A la sortie de la ville, on mange dans un petit resto tout neuf. mais les cotelettes d'agneaux sont partiellement carbonisées ! On demande une assiette, ils en amènent deux; je précise que j'en ai commandé qu'une et que je n'en payerai qu'une. Bien sûr, au moment de la note (qu'ils ont mis 10 minutes à écrire !), ils m'en facturent deux ! je négocie et je n'en paye qu'une, mais je laisse un petit pourboire au garçon. Il faut être en forme, pour ne pas se faire avoir...
Nous repartons. Précisons que dans notre trajet vers l'Est, à aucun moment nous n'avons vu le moindre panneau ''Macedonia''. Par contre, j'ai vu plusieurs fois une direction ''Qafe Thane'', bled inconnu, que j'ai deviné être le poste frontière (faut dire que j'ai étudié les passeports de mes parents des voyages que l'on fît en 1985-1988 dans la région), je sais un peu comment cela marche.

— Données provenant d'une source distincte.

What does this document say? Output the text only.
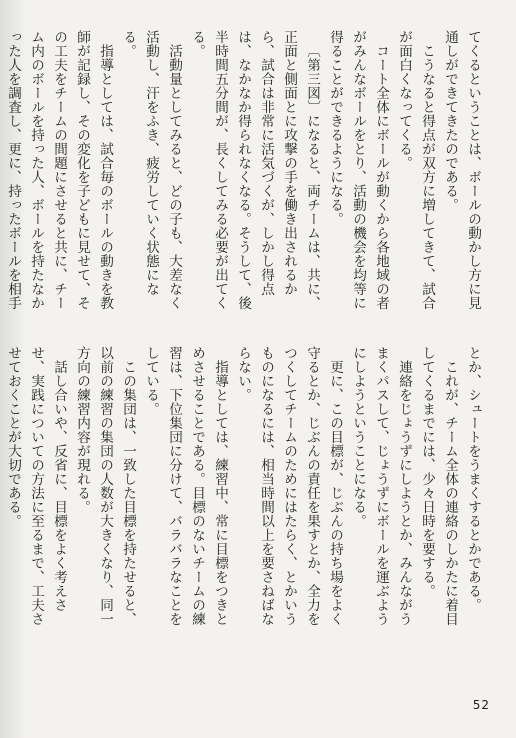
てくるということは、ボールの動かし方に見通しができてきたのである。

こうなると得点が双方に増してきて、試合が面白くなってくる。

コート全体にボールが動くから各地域の者がみんなボールをとり、活動の機会を均等に得ることができるようになる。

〔第三図〕になると、両チームは、共に、正面と側面とに攻撃の手を働き出されるから、試合は非常に活気づくが、しかし得点は、なかなか得られなくなる。そうして、後半時間五分間が、長くしてみる必要が出てくる。

活動量としてみると、どの子も、大差なく活動し、汗をふき、疲労していく状態になる。

指導としては、試合毎のボールの動きを教師が記録し、その変化を子どもに見せて、その工夫をチームの間題にさせると共に、チーム内のボールを持った人、ボールを持たなかった人を調査し、更に、持ったボールを相手

とか、シュートをうまくするとかである。

これが、チーム全体の連絡のしかたに着目してくるまでには、少々日時を要する。

連絡をじょうずにしようとか、みんながうまくパスして、じょうずにボールを運ぶようにしようということになる。

更に、この目標が、じぶんの持ち場をよく守るとか、じぶんの責任を果すとか、全力をつくしてチームのためにはたらく、とかいうものになるには、相当時間以上を要さねばならない。

指導としては、練習中、常に目標をつきとめさせることである。目標のないチームの練習は、下位集団に分けて、バラバラなことをしている。

この集団は、一致した目標を持たせると、以前の練習の集団の人数が大きくなり、同一方向の練習内容が現れる。

話し合いや、反省に、目標をよく考えさせ、実践についての方法に至るまで、工夫させておくことが大切である。

52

cela me rappelle la route Coimbra/Salamanque. du portugal, à aucun moment on indique ''Espana'' sur la route excepté quelques km avant la frontière. alors qu'il s'agit d'un axe de niveau européen, transfrontalier ! quelle bétise, ce type de fierté nationaliste !
D'Elbasan, la route pénètre dans un petit défilé que je devine être la direction de la macédoine. La route est assez bonne. Plutôt large. On traverse très peu de zones peuplées. Nous suivons le cours d'une rivière. On aperçoit quelques bunkers construits dans les années 1970, ils sont tous du même modèle (petite coupole avec une large meurtrière horizontale). Le paysage est assez sauvage, des petites montagnes nous entourent. Malheureusement, de gros camions très lents nous obligent à tenter des dépassements pas évidents. dès qu'un créneau se libère, avant même que je mette mon clignotant, 2 ou 3 albanais sont en train de me doubler (sans clignotant mais avec klaxonne. Qui double doit klaxonner, c'est la règle !). Après, c'est trop tard. je dois patienter pour trouver une ligne droite sans personne en face, et il y en a peu. je double un lourd camion dans un virage intérieur avec une tres bonne visibilité. Au moment où je suis à son niveau, la route se rétrecie, on est au coeur du virage, ouf ! pas de NDP, je peux le dépasser ! 100m plus loin se trouvait une magnifique ligne droite sans circulation ! j'enrage, j'ai pris des risques pour rien ! faut dire que je le suivait depuis 15 minutes, ce camion, sans aucune possibilité de le doubler ! Il faut être encore plus patient !
La route se met à grimper, les bunkers apparaissent par paquets, entourés de tranchées, la frontière se rapproche ! Il y a moins d'arbres. la route est vide. je vois une bifurcation avec à gauche ''qafe thane'' : même à 2 km, ils n'ont pas indiqué ''Macedonia'' !!
la route longe une crête. A droite, on aperçoit le vaste lac d'Orhid, côté albanais. arrive la frontière.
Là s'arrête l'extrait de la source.